Görüldüğü üzere yargıya başvuru, sadece tarafların adlandırılması / sıfatlandırılması (mahkemede çağrılması) için konulmaktadır. Asıl mesele ise bu tanımların, soruşturma ve kovuşturma evrelerinde ortaya çıkaracağı tek veya çift sıfatlı durumlarıdır. Burada, 'silahı önce çeken', 'kurşunu ilk yiyen' anlamında bir zamanlama konusuna girilmesi yersizdir. çünkü, 'karşılıklı rıza' zaten öncelik durumunu yutar. Eğer çift taraflı rıza yoksa, tek (kadın) taraflı bir şikayetin varlığı kaçınılmazdır; genelde önceliği kız tarafı alır ve bayan müşteki, erkek şüpheli/sanık olarak ortaya çıkar. Ancak bu, her ne kadar önyargılı olarak erkeğin suçlu görülmesine yol açabilse de, genelde kız tarafının rızalı olduğunun perdelenmesi için de kullanılır.

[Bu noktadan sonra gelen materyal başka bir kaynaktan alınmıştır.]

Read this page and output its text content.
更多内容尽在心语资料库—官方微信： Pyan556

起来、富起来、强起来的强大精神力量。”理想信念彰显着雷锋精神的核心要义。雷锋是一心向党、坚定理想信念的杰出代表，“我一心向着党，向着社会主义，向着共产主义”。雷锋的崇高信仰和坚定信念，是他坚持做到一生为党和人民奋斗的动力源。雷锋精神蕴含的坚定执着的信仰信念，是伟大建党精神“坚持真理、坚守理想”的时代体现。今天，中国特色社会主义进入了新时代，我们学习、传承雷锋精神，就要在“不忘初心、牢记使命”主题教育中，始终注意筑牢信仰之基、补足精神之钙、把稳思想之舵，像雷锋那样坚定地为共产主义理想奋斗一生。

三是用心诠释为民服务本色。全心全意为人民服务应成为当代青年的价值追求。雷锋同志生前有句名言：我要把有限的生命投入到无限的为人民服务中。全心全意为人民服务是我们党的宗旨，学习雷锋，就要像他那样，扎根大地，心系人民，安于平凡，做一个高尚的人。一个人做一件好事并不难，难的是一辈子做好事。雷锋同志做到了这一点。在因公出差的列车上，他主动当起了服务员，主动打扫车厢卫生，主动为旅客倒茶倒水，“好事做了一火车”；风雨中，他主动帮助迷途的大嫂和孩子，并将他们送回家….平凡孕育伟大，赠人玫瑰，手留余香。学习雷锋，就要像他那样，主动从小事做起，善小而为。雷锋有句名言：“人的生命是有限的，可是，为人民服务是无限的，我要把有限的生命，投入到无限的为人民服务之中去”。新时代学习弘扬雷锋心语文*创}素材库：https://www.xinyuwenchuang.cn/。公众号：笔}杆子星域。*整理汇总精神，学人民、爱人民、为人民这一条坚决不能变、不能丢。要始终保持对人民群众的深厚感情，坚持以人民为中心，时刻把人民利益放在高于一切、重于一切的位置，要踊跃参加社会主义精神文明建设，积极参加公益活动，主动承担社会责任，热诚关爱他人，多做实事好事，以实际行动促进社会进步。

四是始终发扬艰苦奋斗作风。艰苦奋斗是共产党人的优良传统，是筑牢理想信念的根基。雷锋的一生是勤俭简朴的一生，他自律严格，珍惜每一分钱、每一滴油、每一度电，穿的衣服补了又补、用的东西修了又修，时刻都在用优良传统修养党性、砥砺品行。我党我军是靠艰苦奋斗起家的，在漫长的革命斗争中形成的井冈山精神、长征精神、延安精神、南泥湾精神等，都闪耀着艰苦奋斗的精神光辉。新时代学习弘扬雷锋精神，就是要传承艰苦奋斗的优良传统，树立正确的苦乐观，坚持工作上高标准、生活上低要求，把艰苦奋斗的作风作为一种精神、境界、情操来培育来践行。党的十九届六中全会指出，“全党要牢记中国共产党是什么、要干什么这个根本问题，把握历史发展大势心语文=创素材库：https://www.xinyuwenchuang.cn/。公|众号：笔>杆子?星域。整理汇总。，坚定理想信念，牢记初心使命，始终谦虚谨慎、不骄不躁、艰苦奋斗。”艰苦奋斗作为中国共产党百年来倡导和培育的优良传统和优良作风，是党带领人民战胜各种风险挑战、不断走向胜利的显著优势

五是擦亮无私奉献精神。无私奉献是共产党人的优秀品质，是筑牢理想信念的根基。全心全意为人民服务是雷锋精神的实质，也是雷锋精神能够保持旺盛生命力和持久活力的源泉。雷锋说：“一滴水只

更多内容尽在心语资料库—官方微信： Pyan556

Fizyoloji gereği erkeğin kadına yönlendiği dikkate alındığında, elbette ki normal şartlarda; 'müştekinin erkek, sanığın bayan olduğu bir ceza davası' oluşamaz. Esasen karşı şikâyetin olması, diğer tarafın da kendisini kurtarma amacını taşıyan bir işlem olmaktan /hukukta paradoks yaratıp davayı düşürmekten/ başka anlam taşımayacaktır. Ancak kovuşturma evresinde şikâyetin gerçekliğine hükmedilecek; kanıtlanması halinde bir tarafın şikâyeti doğru, diğeri yanlış /iftira/ olarak kesinleşecektir.

Mevcut mevzuat, fizyolojinin etkisinde kalarak, erkek şüpheliyi varsaymaktadır. Yani, kadın tarafının saklı rızasını perdelemek, yahut erkek tarafını kurtarmak için kullanılan karşı şikâyet tekniği; mevzuattaki açığı kullanarak, mevcut durumun çözümünü var göstermektedir. Oysa gerçekte bu paradoks, çözümsüzdür. Birkaç fâcia daha yaşanmadan 15-18 yaşın (ergen cinselliğindeki serbestiler veya kısıtlamalar) durumu yasa koyucu tarafından âcilen ele alınmalıdır.